Standing with your back against the wall can also help you correct your posture and prevent hunchback.
The correct posture of standing against the wall When standing against the wall, you must keep it at 15 minutes after meals. Standing against the wall is not only good for losing weight, but also good for adjusting bones and shaping body shape. Let's take a look at some tips for standing against the wall!
Stand against the wall after dinner, with your hips easily clipped and your whole back close to the wall. Keep your hips, back, legs, waist and head as close to the wall as possible. Stand for at least 15 minutes after lunch and dinner every day, and the effect will appear in one week. It is said that not only the waist and abdomen are thin, but also the legs, neck and face can be thin.
The correct posture for standing against the wall is 1. First find a wall with your back to the wall, put your feet flat on the ground, and then slowly put your heels together. At this time, your whole leg, including your lower body, will be tightly attached to the wall.
2. Next, bend 60 degrees so that your upper body above the waist can leave the wall slightly.
3. Inhale the lower abdomen or press it with your hand, and then stick the whole upper body, from the spine, hips, waist to shoulders, and finally the back of the head, one by one on the wall. At this time, it is important to pay special attention to: the shoulders and hands should be relaxed, but the hips must be clamped. 、
After these operations are completed, they will remain unchanged. /kloc-You can rest and relax after 0/5 minutes, and it is best to practice this action every day.
Three kinds of micro-motion white-collar workers suitable for white-collar workers face the computer all day, which easily leads to a series of occupational diseases: cervical spondylosis, backache, and how do sedentary office workers use their leisure time to exercise to keep healthy? The following three micro-sports white-collar workers learn quickly!
1. What's your favorite sport? Can you find your own love in the company? The following exercises are not simple and convenient, and easy to participate. As long as you persist for a long time, the effect of slimming is also good.
Half an hour of "punishment" makes white-collar workers relaxed and thin.
Now many companies have leisure areas or gyms, and some small sports equipment can help white-collar workers keep fit. No need for large-scale sports, such as skipping rope, dumbbells and hula hoops. These gadgets can also make you lose weight easily. Take out the long-lost skipping rope, jump dozens of times, or turn dozens of hula hoops, and you will find that your belly is flat when you return to childlike fun.

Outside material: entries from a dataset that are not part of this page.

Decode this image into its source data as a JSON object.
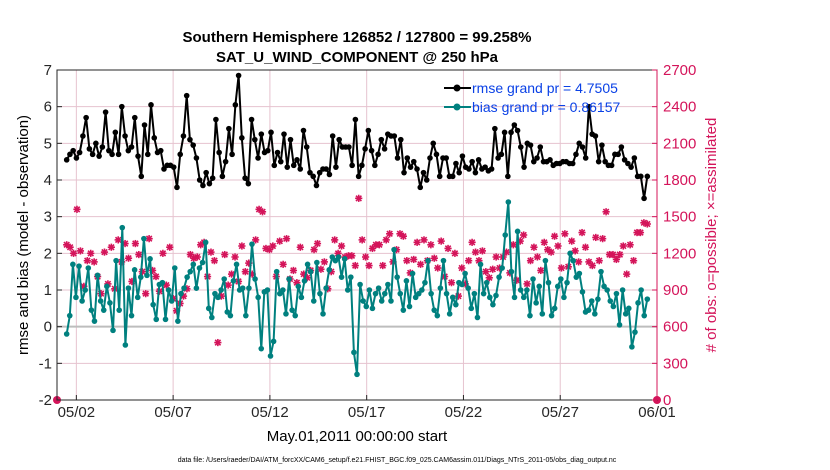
{
  "chart_data": {
    "type": "line",
    "title_line1": "Southern Hemisphere 126852 / 127800 = 99.258%",
    "title_line2": "SAT_U_WIND_COMPONENT @ 250 hPa",
    "xlabel": "May.01,2011 00:00:00 start",
    "ylabel_left": "rmse and bias (model - observation)",
    "ylabel_right": "# of obs: o=possible; ×=assimilated",
    "footer": "data file: /Users/raeder/DAI/ATM_forcXX/CAM6_setup/f.e21.FHIST_BGC.f09_025.CAM6assim.011/Diags_NTrS_2011-05/obs_diag_output.nc",
    "xlim": [
      0.5,
      31.5
    ],
    "ylim_left": [
      -2,
      7
    ],
    "ylim_right": [
      0,
      2700
    ],
    "x_ticks": [
      1.5,
      6.5,
      11.5,
      16.5,
      21.5,
      26.5,
      31.5
    ],
    "x_tick_labels": [
      "05/02",
      "05/07",
      "05/12",
      "05/17",
      "05/22",
      "05/27",
      "06/01"
    ],
    "y_ticks_left": [
      "-2",
      "-1",
      "0",
      "1",
      "2",
      "3",
      "4",
      "5",
      "6",
      "7"
    ],
    "y_ticks_right": [
      "0",
      "300",
      "600",
      "900",
      "1200",
      "1500",
      "1800",
      "2100",
      "2400",
      "2700"
    ],
    "zero_line": 0,
    "colors": {
      "rmse": "#000000",
      "bias": "#00807f",
      "obs": "#d4145a",
      "legend_text": "#0a41e6",
      "grid": "#e6c3cf",
      "zero": "#bdbdbd"
    },
    "series": [
      {
        "name": "rmse grand pr = 4.7505",
        "values": [
          4.55,
          4.7,
          4.8,
          4.6,
          4.75,
          5.2,
          5.7,
          4.85,
          4.7,
          5.0,
          4.65,
          4.9,
          5.85,
          4.8,
          4.7,
          5.3,
          4.7,
          6.0,
          5.2,
          4.8,
          4.9,
          5.7,
          4.65,
          4.1,
          5.5,
          4.7,
          6.05,
          5.15,
          4.75,
          4.8,
          4.3,
          4.4,
          4.4,
          4.35,
          3.8,
          4.7,
          5.2,
          6.3,
          5.1,
          4.95,
          4.6,
          4.0,
          3.85,
          4.2,
          3.9,
          4.05,
          5.65,
          4.75,
          4.1,
          4.5,
          5.4,
          4.7,
          6.05,
          6.85,
          5.15,
          4.05,
          3.9,
          5.65,
          5.1,
          4.6,
          5.25,
          4.75,
          4.8,
          5.3,
          4.4,
          4.75,
          4.5,
          5.25,
          4.35,
          5.1,
          4.4,
          4.55,
          4.3,
          5.35,
          4.9,
          4.2,
          4.1,
          3.85,
          4.2,
          4.3,
          4.3,
          4.15,
          5.2,
          4.35,
          5.1,
          4.9,
          4.9,
          4.9,
          4.4,
          5.65,
          4.1,
          4.4,
          4.85,
          5.35,
          4.8,
          4.4,
          4.7,
          5.1,
          4.85,
          5.25,
          5.2,
          5.2,
          4.6,
          5.1,
          4.2,
          4.6,
          4.35,
          4.5,
          4.3,
          3.8,
          4.2,
          4.0,
          4.6,
          5.0,
          4.7,
          4.1,
          4.6,
          4.6,
          4.1,
          4.1,
          4.45,
          4.2,
          4.65,
          4.35,
          4.3,
          4.5,
          4.2,
          4.55,
          4.3,
          4.35,
          4.25,
          4.3,
          5.4,
          4.6,
          4.7,
          5.3,
          4.1,
          5.3,
          5.5,
          5.35,
          4.9,
          4.35,
          5.0,
          4.95,
          4.5,
          4.6,
          4.9,
          4.5,
          4.5,
          4.55,
          4.4,
          4.45,
          4.45,
          4.5,
          4.5,
          4.45,
          4.45,
          4.7,
          5.0,
          4.9,
          4.6,
          6.0,
          5.25,
          5.2,
          4.5,
          4.95,
          4.5,
          4.4,
          4.4,
          4.7,
          4.7,
          4.9,
          4.55,
          4.45,
          4.35,
          4.6,
          4.1,
          4.1,
          3.5,
          4.1
        ]
      },
      {
        "name": "bias grand pr = 0.86157",
        "values": [
          -0.2,
          0.3,
          1.7,
          0.8,
          1.65,
          0.7,
          1.0,
          1.6,
          0.45,
          0.15,
          1.4,
          0.7,
          0.45,
          1.1,
          0.65,
          -0.1,
          1.8,
          0.45,
          2.7,
          -0.5,
          1.05,
          0.3,
          1.55,
          0.8,
          1.35,
          2.4,
          1.4,
          1.85,
          0.6,
          0.2,
          1.15,
          1.2,
          0.2,
          1.0,
          0.7,
          1.6,
          0.15,
          0.9,
          1.05,
          1.35,
          1.5,
          1.7,
          1.05,
          1.6,
          1.75,
          2.3,
          0.5,
          0.25,
          0.9,
          0.8,
          1.0,
          1.3,
          0.4,
          0.3,
          1.25,
          1.7,
          1.0,
          1.05,
          0.3,
          1.05,
          2.25,
          1.3,
          0.8,
          -0.6,
          0.95,
          1.0,
          -0.8,
          -0.4,
          1.5,
          0.9,
          1.0,
          0.35,
          1.3,
          0.45,
          0.3,
          1.1,
          0.8,
          1.25,
          1.7,
          1.5,
          0.7,
          1.75,
          0.9,
          0.35,
          1.05,
          1.55,
          1.9,
          1.8,
          1.9,
          1.35,
          1.85,
          1.0,
          1.35,
          -0.7,
          -1.3,
          1.15,
          0.7,
          0.55,
          1.0,
          0.5,
          0.9,
          1.05,
          0.7,
          0.9,
          1.15,
          0.7,
          2.1,
          1.35,
          0.9,
          0.45,
          1.25,
          0.55,
          1.45,
          0.8,
          0.9,
          1.0,
          1.2,
          1.8,
          0.9,
          0.45,
          0.3,
          1.05,
          1.8,
          0.9,
          0.35,
          0.8,
          0.6,
          1.2,
          1.15,
          1.45,
          1.05,
          0.5,
          0.9,
          0.25,
          1.7,
          0.9,
          1.2,
          0.8,
          0.6,
          0.85,
          1.35,
          1.6,
          2.5,
          3.4,
          1.5,
          0.8,
          2.6,
          1.0,
          0.8,
          1.0,
          0.3,
          1.3,
          0.65,
          1.1,
          0.35,
          1.8,
          1.2,
          0.3,
          0.5,
          1.1,
          1.3,
          0.8,
          1.2,
          2.0,
          1.8,
          1.35,
          1.45,
          0.95,
          0.4,
          0.45,
          0.7,
          0.35,
          0.75,
          1.5,
          1.1,
          1.0,
          0.7,
          0.55,
          0.9,
          0.05,
          1.0,
          0.35,
          0.5,
          -0.55,
          -0.15,
          0.65,
          1.0,
          0.3,
          0.75
        ]
      },
      {
        "name": "# of obs (possible/assimilated)",
        "axis": "right",
        "values": [
          1270,
          1250,
          1200,
          1560,
          1220,
          930,
          1140,
          1200,
          1130,
          1010,
          870,
          1210,
          950,
          1250,
          910,
          1310,
          1130,
          1280,
          1160,
          970,
          1280,
          1190,
          1050,
          870,
          1320,
          1060,
          1010,
          890,
          1200,
          940,
          1250,
          830,
          730,
          790,
          850,
          910,
          1190,
          1160,
          1170,
          1270,
          1290,
          1010,
          1210,
          1140,
          470,
          850,
          1190,
          940,
          1030,
          1170,
          970,
          1260,
          1050,
          1120,
          1030,
          1310,
          1560,
          1540,
          1240,
          1230,
          1260,
          1010,
          1300,
          1110,
          1320,
          990,
          1060,
          960,
          1250,
          1030,
          1000,
          1060,
          1230,
          1280,
          1070,
          1130,
          910,
          1050,
          1310,
          1200,
          1260,
          1170,
          1180,
          1180,
          1100,
          1650,
          1310,
          1170,
          1100,
          1240,
          1270,
          1270,
          1100,
          1310,
          1360,
          1130,
          1230,
          1360,
          1340,
          1140,
          1040,
          1150,
          1290,
          1110,
          1310,
          1140,
          1270,
          1160,
          1080,
          1300,
          1010,
          1240,
          960,
          1200,
          850,
          1080,
          950,
          1140,
          1290,
          1210,
          1140,
          1220,
          1050,
          1000,
          1070,
          1170,
          1080,
          1170,
          1210,
          1040,
          1270,
          980,
          1300,
          1350,
          950,
          1140,
          1250,
          1170,
          1060,
          1290,
          1230,
          1210,
          1340,
          1260,
          1080,
          1360,
          1090,
          1300,
          1220,
          1130,
          1370,
          1250,
          1130,
          1100,
          1330,
          1140,
          1320,
          1540,
          1190,
          1190,
          1150,
          1190,
          1260,
          1030,
          1270,
          1140,
          1370,
          1370,
          1450,
          1440
        ]
      }
    ],
    "legend": [
      {
        "label": "rmse grand pr = 4.7505",
        "marker": "filled-circle"
      },
      {
        "label": "bias grand pr = 0.86157",
        "marker": "filled-circle"
      }
    ]
  }
}
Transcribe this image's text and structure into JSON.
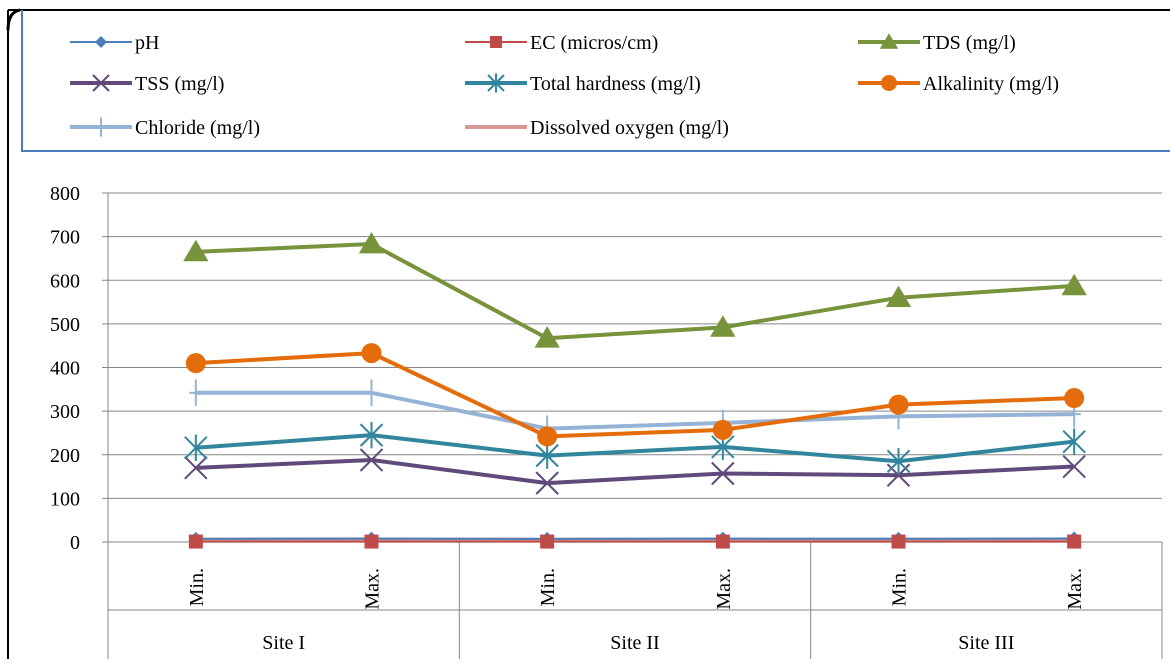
{
  "chart_data": {
    "type": "line",
    "title": "",
    "xlabel": "",
    "ylabel": "",
    "ylim": [
      0,
      800
    ],
    "yticks": [
      0,
      100,
      200,
      300,
      400,
      500,
      600,
      700,
      800
    ],
    "grid": "horizontal",
    "legend_position": "top",
    "categories": [
      "Min.",
      "Max.",
      "Min.",
      "Max.",
      "Min.",
      "Max."
    ],
    "groups": [
      {
        "label": "Site I",
        "span": 2
      },
      {
        "label": "Site II",
        "span": 2
      },
      {
        "label": "Site III",
        "span": 2
      }
    ],
    "series": [
      {
        "name": "pH",
        "color": "#4a7ebb",
        "marker": "diamond",
        "values": [
          7.2,
          7.8,
          7.1,
          7.6,
          7.3,
          7.9
        ]
      },
      {
        "name": "EC (micros/cm)",
        "color": "#be4b48",
        "marker": "square",
        "values": [
          1,
          1,
          1,
          1,
          1,
          1
        ]
      },
      {
        "name": "TDS (mg/l)",
        "color": "#77933c",
        "marker": "triangle",
        "values": [
          665,
          683,
          467,
          492,
          560,
          587
        ]
      },
      {
        "name": "TSS (mg/l)",
        "color": "#604a7b",
        "marker": "x",
        "values": [
          170,
          188,
          135,
          157,
          153,
          173
        ]
      },
      {
        "name": "Total hardness (mg/l)",
        "color": "#31859c",
        "marker": "star",
        "values": [
          216,
          245,
          198,
          218,
          185,
          230
        ]
      },
      {
        "name": "Alkalinity (mg/l)",
        "color": "#e46c0a",
        "marker": "circle",
        "values": [
          410,
          433,
          242,
          257,
          315,
          330
        ]
      },
      {
        "name": "Chloride (mg/l)",
        "color": "#95b3d7",
        "marker": "plus",
        "values": [
          342,
          342,
          260,
          273,
          288,
          293
        ]
      },
      {
        "name": "Dissolved oxygen (mg/l)",
        "color": "#d99795",
        "marker": "none",
        "values": [
          5.5,
          5.9,
          5.2,
          5.6,
          5.4,
          5.8
        ]
      }
    ]
  }
}
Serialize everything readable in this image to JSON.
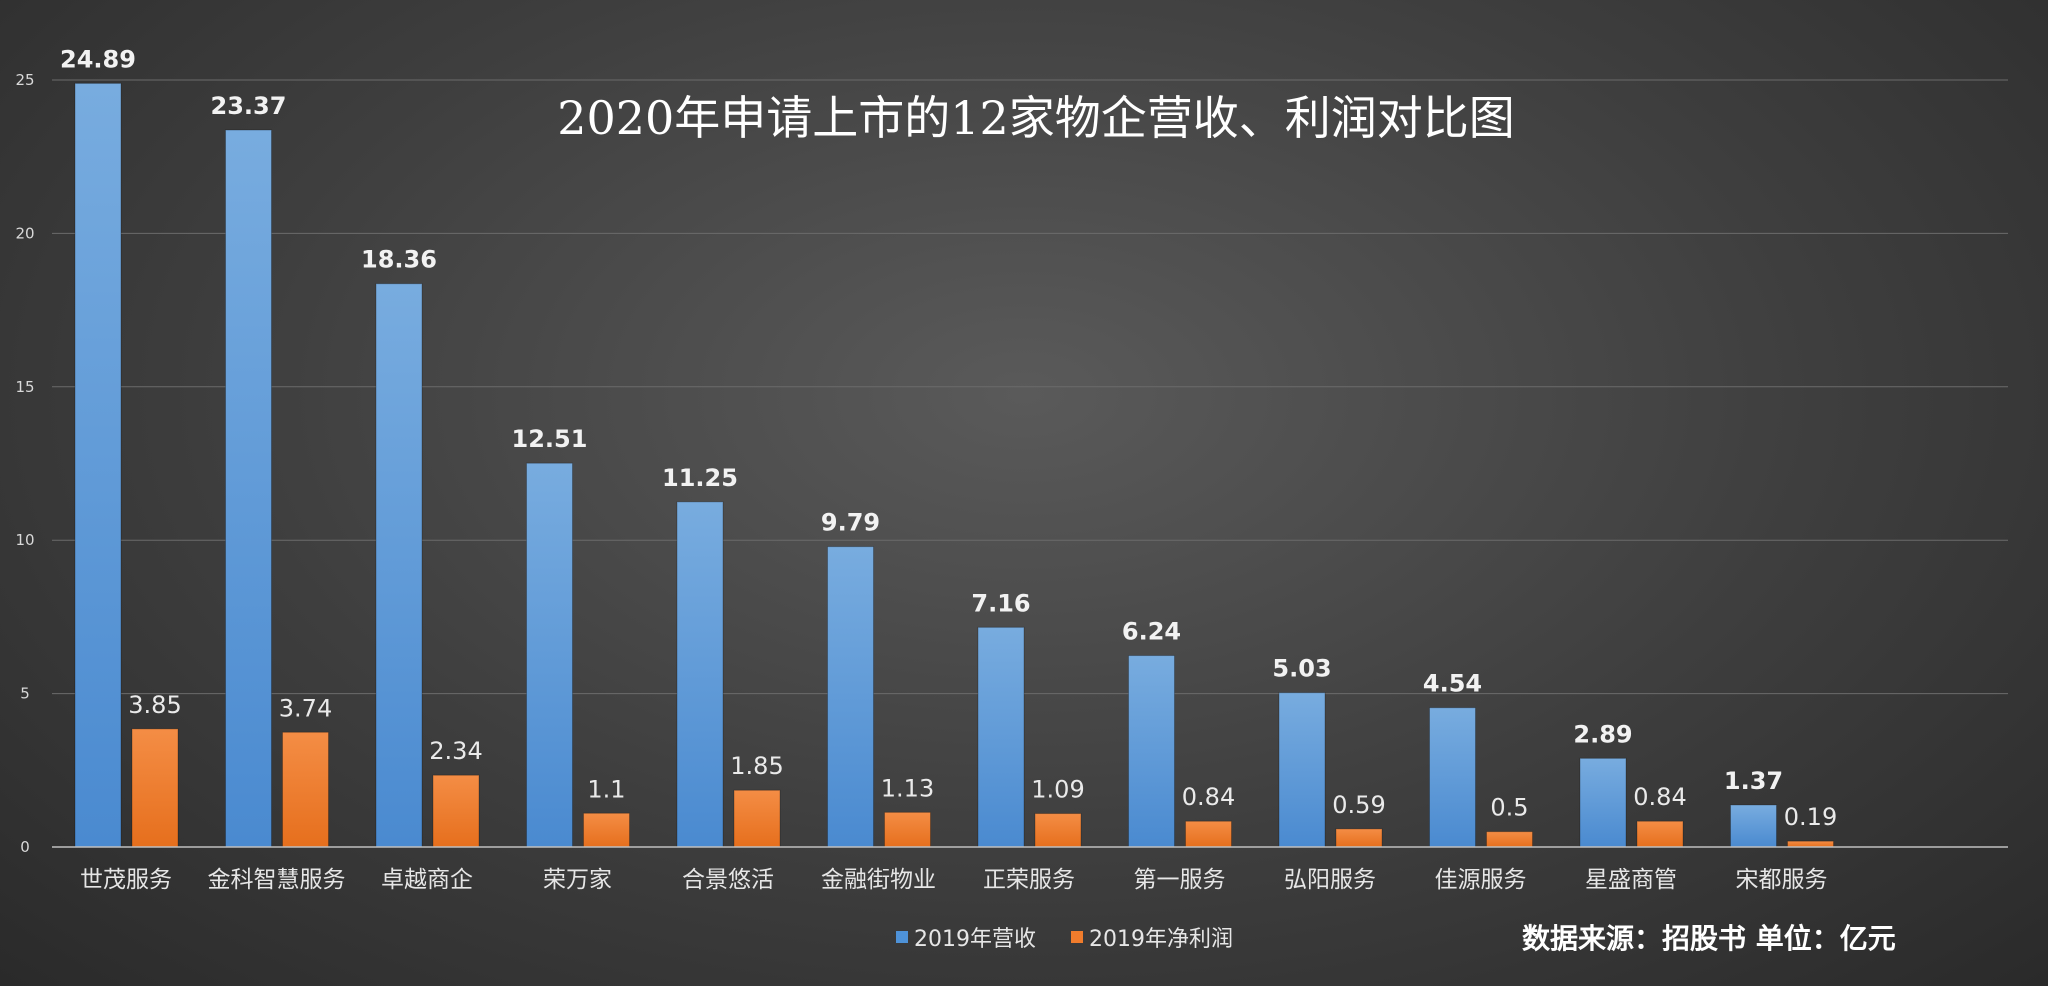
{
  "chart_data": {
    "type": "bar",
    "title": "2020年申请上市的12家物企营收、利润对比图",
    "categories": [
      "世茂服务",
      "金科智慧服务",
      "卓越商企",
      "荣万家",
      "合景悠活",
      "金融街物业",
      "正荣服务",
      "第一服务",
      "弘阳服务",
      "佳源服务",
      "星盛商管",
      "宋都服务"
    ],
    "series": [
      {
        "name": "2019年营收",
        "color": "#4e92d8",
        "values": [
          24.89,
          23.37,
          18.36,
          12.51,
          11.25,
          9.79,
          7.16,
          6.24,
          5.03,
          4.54,
          2.89,
          1.37
        ]
      },
      {
        "name": "2019年净利润",
        "color": "#f07c2c",
        "values": [
          3.85,
          3.74,
          2.34,
          1.1,
          1.85,
          1.13,
          1.09,
          0.84,
          0.59,
          0.5,
          0.84,
          0.19
        ]
      }
    ],
    "ylim": [
      0,
      25
    ],
    "yticks": [
      0,
      5,
      10,
      15,
      20,
      25
    ],
    "grid": true,
    "legend_position": "bottom"
  },
  "source_note": "数据来源：招股书 单位：亿元"
}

Don't fall asleep for half an hour after dinner. After lunch, it always makes people sleepy. I fell asleep immediately, didn't I? Some white-collar workers who pay attention to health have come up with a trick: take the initiative to "punish the station" after eating.
Standing as punishment is also a "sport"? I'm not fooling you, experts say, this is a healthy behavior, because the long-term sedentary work mode is easy to cause obstacles to the blood circulation and digestive system of the human body, and the metabolic level will decline. Standing for a while after a meal helps to absorb and digest food. It is advisable to stand for 20-30 minutes after meals, and the duration should not be too long, otherwise it will be detrimental to the blood circulation of the lower body.
3. "Little tricks" energy Sitting in the office for a long time all day, it is easy to get dizzy, but there is no time to rest? Try the following exercises in 3-5 minutes:
① Turn to the left and look at the left shoulder; Turn right, look at your right shoulder, then do "eye exercises", close your eyes, turn your eyes from left to right for nine times, and then turn left for nine times.
② Cross your fingers, push your hands forward, lift your arms up, or stand up and squat around your waist several times.